Chatty I/O is a communication pattern that exchanges a large number of small requests instead of fewer, larger ones. The functionality is correct, but every call carries fixed overhead — connection setup, TLS, serialization, authentication, latency — so the per-operation cost dominates and total time scales with the number of calls rather than the amount of data. It is the network-and-storage cousin of the N+1 query problem.

Why It Happens

Fine-grained APIs are natural to write: a method per entity, a call per item, getters that each fetch one field. Looping over a collection and calling a service once per element reads cleanly and works in development against localhost where latency is near zero. Object-relational and microservice boundaries encourage one-thing-at-a-time access. The cost only shows up over real network distance and at production volume.

Why It Hurts

If a single round trip is 5 ms, 200 of them in a loop is a full second of latency — even though the data could fit in one response. Each call also consumes a connection, a thread, and a slice of any rate limit, so chatty callers exhaust pools and trip throttling. Across a cloud network or the internet, the round trips dominate; the link is rarely the bottleneck, the count is. Chatty services also amplify failure: more calls mean more chances for one to fail or time out.

Warning Signs

  • A loop whose body makes a network, RPC, or storage call.
  • APIs that return one entity at a time with no bulk/batch variant.
  • Traces showing hundreds of small spans to the same dependency per request.
  • High request counts with tiny payloads; latency dominated by round trips.

Better Alternatives

  • Batch / bulk APIs: fetch or write many items in one request (GET /items?ids=..., bulk insert, mget).
  • Coarse-grained operations: return the aggregate a caller needs in one shot instead of forcing many gets.
  • Request coalescing / DataLoader: collect per-item requests in a tick and issue one batched call.
  • Caching of frequently read data to remove repeat round trips.
  • GraphQL or projection queries to fetch exactly the needed shape in one call.

How to Refactor Out of It

Instrument a representative request and count calls per dependency.
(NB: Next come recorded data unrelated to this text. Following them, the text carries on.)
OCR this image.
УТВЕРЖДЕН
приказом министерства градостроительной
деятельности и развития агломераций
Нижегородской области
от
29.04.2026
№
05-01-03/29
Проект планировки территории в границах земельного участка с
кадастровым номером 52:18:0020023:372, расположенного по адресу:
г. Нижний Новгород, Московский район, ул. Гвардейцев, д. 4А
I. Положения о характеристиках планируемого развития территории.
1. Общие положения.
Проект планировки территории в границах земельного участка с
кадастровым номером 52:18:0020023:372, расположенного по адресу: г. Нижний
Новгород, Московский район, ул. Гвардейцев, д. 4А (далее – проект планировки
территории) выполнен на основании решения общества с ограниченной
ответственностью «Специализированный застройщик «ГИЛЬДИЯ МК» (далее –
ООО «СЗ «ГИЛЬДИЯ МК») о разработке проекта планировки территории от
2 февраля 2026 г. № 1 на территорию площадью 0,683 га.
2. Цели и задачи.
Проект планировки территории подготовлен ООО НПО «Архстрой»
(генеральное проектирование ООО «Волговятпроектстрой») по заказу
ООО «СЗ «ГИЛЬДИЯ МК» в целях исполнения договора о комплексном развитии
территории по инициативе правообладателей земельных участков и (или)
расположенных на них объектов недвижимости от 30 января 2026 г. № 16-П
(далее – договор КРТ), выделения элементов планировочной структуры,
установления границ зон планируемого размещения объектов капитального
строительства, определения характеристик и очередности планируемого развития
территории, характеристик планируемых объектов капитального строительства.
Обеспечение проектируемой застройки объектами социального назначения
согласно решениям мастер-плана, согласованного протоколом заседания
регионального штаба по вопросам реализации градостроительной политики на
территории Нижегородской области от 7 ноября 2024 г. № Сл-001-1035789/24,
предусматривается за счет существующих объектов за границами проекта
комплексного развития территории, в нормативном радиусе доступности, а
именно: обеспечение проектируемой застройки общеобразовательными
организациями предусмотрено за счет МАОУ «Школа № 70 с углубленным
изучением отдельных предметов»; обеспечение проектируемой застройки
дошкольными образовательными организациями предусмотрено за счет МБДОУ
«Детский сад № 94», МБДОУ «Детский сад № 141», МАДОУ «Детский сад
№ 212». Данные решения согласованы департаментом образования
Where a loop drives the calls, replace it with a single batched request and reshape the downstream API to accept and return collections. Add bulk endpoints to chatty services. For per-item access scattered across code, introduce a coalescing layer (such as a DataLoader) that batches requests within a frame. Cache stable reads. Re-measure: latency should drop from N round trips to one or a few, and rate-limit pressure should fall sharply.